8 novembre 1895: Le Professeur de Physique Conrad Röntgen découvre les rayons X à l'Université de Würsburg. En travaillant dans une pièce obscure, il remarque qu'un morceau de carton recouvert de platinocyanure de baryum émettait une lueur verdâtre (fluorescence) lorsqu'une décharge électrique se produisait dans un tube de Crookes placé à proximité.

22 décembre 1895: Röntgen fait une conférence scientifique devant la Société Physico-Médicale de Würsburg. Il fait une démonstration publique des effets de fluorescence. Sur sa demande, l'anatomiste Von Kollikert réalise une radiophotographie de sa main qui est développée sur le champ.

Avril 1896: Daniel (USA) décrit une grave réaction cutanée survenue après une longue exposition aux rayons X.

1896: Sur les conseils d'Henri Poincaré, Becquerel entreprend en 1896 une étude méthodique du rapport entre l'émission de lumière visible et de rayons X.

Eté 1896: [...] Grubbe fabriquant aux Etats-Unis des tubes de Crookes constate sur le dos de sa main gauche, fréquemment exposée, une rougeur douloureuse accompagnée d'oedème et suivie d'une dépilation, de formation d'ampoules puis de crevasses et d'ulcères. La guérison est lente. Il devait mourir d'un cancer en 1960.

Novembre 1896: Becquerel découvre l'émission spontanée de rayonnements issus de composés uranifères.

[Thomas Edison, Telsa et Grubbe détectèrent des lésions aux yeux et sur la peau et le premier invoqua une exposition excessive aux rayons X, malheureusement, il était trop tard pour l'assistant d'Edison, Clarence Dally, qui souffrait d'une radiodermite grave entraînant l'amputation de son bras et ensuite sa mort en 1904.]

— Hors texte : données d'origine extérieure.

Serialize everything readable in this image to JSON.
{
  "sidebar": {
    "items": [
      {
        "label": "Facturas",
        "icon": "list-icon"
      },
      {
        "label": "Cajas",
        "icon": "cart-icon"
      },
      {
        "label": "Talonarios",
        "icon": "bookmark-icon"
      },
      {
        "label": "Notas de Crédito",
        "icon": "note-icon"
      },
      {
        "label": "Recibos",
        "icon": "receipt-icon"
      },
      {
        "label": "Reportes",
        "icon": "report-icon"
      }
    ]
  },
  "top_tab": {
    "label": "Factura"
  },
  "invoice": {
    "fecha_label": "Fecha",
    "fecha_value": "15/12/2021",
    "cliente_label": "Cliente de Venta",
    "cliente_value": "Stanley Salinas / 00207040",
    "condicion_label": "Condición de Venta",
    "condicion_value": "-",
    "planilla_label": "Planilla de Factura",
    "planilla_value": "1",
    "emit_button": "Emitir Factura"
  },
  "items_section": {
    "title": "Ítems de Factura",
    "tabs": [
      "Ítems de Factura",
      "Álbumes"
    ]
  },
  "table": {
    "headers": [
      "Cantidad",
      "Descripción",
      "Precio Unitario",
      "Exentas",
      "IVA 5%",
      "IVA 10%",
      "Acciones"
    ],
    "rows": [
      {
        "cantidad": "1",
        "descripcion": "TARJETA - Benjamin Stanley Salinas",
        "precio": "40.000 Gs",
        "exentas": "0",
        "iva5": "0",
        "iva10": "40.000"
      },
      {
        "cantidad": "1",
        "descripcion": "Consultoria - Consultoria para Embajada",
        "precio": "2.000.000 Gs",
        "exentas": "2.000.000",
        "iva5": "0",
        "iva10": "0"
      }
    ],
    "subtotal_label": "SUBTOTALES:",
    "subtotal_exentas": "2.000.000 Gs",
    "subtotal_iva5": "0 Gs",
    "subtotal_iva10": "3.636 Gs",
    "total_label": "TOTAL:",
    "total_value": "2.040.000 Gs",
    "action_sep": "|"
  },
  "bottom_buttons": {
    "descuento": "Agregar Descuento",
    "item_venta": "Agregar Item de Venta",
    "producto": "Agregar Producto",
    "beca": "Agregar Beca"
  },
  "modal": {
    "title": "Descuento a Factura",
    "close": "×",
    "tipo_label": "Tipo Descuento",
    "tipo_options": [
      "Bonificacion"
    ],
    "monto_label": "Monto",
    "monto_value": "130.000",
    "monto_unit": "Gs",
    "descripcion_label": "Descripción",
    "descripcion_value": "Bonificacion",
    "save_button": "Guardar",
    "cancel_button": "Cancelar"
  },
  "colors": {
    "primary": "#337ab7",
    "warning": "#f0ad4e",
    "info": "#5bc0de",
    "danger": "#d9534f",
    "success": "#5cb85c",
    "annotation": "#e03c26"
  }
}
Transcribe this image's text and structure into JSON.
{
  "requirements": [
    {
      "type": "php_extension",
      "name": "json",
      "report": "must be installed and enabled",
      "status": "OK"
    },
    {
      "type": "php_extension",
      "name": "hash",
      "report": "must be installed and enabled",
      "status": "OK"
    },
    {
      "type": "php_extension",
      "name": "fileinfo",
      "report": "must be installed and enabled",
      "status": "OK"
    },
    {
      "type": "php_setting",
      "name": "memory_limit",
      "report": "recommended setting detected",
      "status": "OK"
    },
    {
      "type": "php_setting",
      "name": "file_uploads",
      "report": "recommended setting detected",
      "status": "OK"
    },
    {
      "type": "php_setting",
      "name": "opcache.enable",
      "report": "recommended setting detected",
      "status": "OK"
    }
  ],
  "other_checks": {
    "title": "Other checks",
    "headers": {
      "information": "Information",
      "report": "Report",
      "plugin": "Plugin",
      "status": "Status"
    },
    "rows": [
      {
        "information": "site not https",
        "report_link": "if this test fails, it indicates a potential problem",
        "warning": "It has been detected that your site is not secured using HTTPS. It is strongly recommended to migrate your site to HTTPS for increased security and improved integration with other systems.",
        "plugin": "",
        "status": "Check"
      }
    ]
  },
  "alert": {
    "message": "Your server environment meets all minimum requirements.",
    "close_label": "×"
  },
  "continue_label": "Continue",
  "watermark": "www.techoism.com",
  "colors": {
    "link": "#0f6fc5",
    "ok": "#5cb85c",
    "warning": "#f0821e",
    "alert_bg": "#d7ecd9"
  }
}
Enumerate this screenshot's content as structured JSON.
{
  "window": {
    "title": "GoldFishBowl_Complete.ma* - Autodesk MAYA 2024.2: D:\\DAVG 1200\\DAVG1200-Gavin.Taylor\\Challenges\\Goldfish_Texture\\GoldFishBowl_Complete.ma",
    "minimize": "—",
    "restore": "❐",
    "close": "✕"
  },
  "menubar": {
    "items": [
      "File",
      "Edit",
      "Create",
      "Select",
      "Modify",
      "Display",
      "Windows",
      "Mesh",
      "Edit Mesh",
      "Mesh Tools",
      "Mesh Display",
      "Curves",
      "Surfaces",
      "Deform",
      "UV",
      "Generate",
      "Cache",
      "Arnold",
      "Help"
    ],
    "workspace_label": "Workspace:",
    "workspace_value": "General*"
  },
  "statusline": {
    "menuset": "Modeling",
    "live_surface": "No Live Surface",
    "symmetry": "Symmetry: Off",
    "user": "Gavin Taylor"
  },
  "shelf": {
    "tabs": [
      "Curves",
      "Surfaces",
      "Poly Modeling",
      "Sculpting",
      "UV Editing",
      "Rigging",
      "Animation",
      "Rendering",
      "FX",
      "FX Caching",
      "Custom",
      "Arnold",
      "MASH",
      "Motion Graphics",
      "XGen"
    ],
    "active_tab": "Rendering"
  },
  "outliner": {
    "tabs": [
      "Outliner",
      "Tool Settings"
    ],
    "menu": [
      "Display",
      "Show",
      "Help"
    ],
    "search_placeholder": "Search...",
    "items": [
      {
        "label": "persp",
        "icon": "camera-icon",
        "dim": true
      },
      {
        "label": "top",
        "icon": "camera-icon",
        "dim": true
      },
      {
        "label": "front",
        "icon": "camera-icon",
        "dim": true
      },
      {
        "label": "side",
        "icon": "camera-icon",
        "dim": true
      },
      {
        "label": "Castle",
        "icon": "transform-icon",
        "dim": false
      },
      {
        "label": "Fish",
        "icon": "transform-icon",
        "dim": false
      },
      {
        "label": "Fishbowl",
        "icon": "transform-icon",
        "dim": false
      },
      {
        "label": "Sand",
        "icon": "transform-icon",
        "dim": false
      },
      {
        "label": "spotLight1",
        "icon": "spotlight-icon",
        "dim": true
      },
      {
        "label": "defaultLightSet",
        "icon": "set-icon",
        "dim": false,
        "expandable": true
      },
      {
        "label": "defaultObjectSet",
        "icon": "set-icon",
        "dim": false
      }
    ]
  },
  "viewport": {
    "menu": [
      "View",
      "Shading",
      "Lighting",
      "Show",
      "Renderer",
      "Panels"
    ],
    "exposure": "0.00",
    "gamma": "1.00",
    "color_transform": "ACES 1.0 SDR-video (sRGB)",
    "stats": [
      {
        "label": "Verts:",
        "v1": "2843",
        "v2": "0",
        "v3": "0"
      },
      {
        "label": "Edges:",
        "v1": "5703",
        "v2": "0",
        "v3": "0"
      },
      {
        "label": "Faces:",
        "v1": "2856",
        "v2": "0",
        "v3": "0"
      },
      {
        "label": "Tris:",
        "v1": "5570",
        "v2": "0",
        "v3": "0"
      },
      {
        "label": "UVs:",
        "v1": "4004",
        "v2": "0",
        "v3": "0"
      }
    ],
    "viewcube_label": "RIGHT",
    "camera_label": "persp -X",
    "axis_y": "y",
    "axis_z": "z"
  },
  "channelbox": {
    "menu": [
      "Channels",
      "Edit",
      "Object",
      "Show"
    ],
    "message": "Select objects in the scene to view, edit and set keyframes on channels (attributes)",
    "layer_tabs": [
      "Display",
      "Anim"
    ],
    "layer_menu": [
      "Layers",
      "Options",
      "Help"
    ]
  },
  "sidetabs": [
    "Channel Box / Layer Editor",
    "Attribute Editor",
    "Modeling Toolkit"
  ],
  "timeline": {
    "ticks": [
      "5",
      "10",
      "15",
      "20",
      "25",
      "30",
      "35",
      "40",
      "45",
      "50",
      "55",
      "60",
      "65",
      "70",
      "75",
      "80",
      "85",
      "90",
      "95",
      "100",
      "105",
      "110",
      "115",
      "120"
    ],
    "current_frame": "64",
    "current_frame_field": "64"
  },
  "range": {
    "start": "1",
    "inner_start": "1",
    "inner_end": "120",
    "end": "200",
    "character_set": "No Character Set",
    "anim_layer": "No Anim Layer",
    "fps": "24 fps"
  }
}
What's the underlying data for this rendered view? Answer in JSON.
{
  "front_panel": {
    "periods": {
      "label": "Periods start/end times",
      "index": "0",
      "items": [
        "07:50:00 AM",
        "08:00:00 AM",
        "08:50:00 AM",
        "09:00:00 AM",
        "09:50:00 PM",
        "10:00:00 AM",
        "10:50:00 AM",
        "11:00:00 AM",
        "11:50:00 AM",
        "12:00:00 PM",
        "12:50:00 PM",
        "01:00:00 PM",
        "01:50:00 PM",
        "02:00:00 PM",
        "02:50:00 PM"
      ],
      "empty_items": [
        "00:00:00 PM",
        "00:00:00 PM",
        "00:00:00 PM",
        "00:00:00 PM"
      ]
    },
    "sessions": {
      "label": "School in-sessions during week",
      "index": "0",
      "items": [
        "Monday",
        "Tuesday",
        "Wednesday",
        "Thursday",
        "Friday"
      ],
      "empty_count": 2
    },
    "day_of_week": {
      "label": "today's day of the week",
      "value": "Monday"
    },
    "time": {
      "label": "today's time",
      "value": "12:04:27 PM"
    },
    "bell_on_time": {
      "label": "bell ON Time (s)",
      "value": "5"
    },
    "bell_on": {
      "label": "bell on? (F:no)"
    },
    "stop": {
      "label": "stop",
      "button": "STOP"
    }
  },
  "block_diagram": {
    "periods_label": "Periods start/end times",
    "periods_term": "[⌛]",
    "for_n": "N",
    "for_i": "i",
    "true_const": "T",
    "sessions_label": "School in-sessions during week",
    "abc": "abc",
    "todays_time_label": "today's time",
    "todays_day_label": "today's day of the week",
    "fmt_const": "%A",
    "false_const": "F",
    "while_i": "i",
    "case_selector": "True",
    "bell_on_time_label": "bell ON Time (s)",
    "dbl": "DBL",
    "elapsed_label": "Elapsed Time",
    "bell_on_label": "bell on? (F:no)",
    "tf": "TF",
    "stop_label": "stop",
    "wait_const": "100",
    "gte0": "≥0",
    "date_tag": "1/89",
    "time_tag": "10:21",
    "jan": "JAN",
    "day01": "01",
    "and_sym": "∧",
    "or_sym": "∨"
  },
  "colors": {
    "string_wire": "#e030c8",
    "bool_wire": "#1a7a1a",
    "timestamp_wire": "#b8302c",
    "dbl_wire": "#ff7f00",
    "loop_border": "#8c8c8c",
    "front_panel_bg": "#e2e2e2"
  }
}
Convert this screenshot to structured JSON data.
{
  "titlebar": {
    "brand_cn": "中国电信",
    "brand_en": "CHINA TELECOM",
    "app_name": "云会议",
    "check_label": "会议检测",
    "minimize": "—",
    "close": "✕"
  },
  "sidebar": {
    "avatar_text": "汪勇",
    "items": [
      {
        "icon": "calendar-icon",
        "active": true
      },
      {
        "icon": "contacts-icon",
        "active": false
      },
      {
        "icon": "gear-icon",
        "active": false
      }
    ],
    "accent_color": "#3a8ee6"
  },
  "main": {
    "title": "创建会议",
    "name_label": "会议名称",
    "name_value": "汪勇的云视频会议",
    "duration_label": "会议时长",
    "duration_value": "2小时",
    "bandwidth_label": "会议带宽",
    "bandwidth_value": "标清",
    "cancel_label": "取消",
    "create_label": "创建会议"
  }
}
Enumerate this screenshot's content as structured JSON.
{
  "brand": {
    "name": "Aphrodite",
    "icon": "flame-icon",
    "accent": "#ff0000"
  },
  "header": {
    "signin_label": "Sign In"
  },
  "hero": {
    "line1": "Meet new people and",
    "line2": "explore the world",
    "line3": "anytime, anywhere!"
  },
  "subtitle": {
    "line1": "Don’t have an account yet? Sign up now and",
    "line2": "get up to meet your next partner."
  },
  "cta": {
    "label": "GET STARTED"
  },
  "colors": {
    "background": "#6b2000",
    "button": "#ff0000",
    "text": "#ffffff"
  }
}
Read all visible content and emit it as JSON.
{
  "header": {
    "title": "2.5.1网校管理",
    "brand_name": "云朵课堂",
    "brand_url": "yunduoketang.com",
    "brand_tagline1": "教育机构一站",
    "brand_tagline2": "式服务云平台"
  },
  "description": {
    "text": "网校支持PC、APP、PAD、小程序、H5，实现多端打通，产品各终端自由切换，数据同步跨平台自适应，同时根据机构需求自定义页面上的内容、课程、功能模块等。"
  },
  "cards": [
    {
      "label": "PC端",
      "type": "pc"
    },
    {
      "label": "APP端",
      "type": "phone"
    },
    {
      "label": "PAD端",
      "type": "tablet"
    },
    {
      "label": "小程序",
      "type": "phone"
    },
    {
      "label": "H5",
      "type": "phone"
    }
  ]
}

10 juillet 1897: La radiolésion des ongles est appelée «main de röntgen».
Première «excision greffe» par l'américain Allen Porter sur un jeune manipulateur radio du Massachussets - Walter Dood. De 1902 à 1916, bien qu'il ait interrompu tout travail radiologique, Dood a subi 25 opérations.
Le premier cancer digital avait nécessité l'amputation de deux annulaires.
En 1909, la chirurgie ne maîtrise plus la répétition des accidents cutanés. En 1915, il est procédé à l'amputation de la main gauche et en 1916 à l'amputation partielle de la main droite.
Le 17 décembre 1917, Dood décède. Un cancer secondaire avait envahi les deux poumons.

Cancers des rayons X.

1897: Au Congrès de Dermatologie à Moscou, les français Oudin, Barthélémy et Darver font état de 60 observations de radiodermites sévères et des premières constatations histologiques sur ces lésions.
Le Docteur Antoine Béclère, médecin des hôpitaux de Paris, spécialise son service dans l'étude de la radiologie.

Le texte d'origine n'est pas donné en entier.